AASU recalled that during the 2014 election campaign, Modi had promised to deport illegal foreigners.

“That assurance never translated into action. Had he acted decisively right after assuming office, Assam and the Northeast would not have suffered this long from the threat of illegal migration,” the student leaders said.

AASU also lashed out at the Centre for imposing the Citizenship Amendment Act on Assam, calling it an ‘anti-indigenous and harmful law.’

They pointed out that while Mizoram, Nagaland, Manipur, Arunachal Pradesh, 98 per cent of Meghalaya, 70 per cent of Tripura, and eight districts of Assam were exempted, the rest of Assam has been left to bear its brunt. The student body demanded that CAA be completely withdrawn from all 27 remaining districts of the State.

The students’ leaders underlined how illegal migrants from Bangladesh have occupied tribal belts and blocks, grabbed sattra land, government land, and forests, and have already influenced Assam’s language, culture, economy, and politics.

“The demographic invasion has stripped indigenous people of security, rights, and control over their own land. The Prime Minister’s words only prove that Assam’s fears were always true,” the AASU leaders asserted.

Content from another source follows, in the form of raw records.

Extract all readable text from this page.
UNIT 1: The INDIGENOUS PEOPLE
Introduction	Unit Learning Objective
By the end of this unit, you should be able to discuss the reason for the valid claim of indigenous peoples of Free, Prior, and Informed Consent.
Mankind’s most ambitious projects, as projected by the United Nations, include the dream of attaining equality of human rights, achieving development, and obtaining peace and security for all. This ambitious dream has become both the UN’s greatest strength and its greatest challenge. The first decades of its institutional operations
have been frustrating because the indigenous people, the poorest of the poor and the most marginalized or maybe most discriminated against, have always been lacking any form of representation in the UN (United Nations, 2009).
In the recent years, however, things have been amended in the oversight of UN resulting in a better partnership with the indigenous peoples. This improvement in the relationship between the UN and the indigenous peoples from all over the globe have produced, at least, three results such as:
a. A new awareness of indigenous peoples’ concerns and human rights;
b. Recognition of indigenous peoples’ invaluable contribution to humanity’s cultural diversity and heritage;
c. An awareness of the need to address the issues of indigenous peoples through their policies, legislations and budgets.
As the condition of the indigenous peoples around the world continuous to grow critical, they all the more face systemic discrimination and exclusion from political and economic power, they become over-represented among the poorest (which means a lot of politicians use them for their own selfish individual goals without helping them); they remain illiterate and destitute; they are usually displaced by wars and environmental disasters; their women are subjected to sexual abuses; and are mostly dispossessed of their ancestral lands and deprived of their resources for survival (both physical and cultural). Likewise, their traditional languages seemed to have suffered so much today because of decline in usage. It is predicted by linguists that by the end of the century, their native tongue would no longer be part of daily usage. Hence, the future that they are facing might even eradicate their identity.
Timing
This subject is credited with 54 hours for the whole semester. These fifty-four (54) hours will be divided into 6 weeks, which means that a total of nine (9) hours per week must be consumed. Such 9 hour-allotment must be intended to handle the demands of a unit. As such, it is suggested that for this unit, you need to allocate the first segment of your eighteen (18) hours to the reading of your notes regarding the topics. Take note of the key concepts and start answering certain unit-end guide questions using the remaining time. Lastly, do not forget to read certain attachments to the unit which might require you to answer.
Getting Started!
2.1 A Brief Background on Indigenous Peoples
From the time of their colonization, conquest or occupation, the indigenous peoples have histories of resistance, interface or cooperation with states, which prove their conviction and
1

AASU demanded urgent and decisive steps including time-bound implementation of every clause of the Assam Accord, sealing of the India-Bangladesh border with wartime urgency and shoot-on-sight orders, full implementation of Justice Biplab Kumar Sharma Committee’s recommendations for constitutional safeguards under Clause 6, exclusion of Assam from the ambit of CAA, and a special drive to root out illegal Bangladeshis and fundamentalist elements from the State.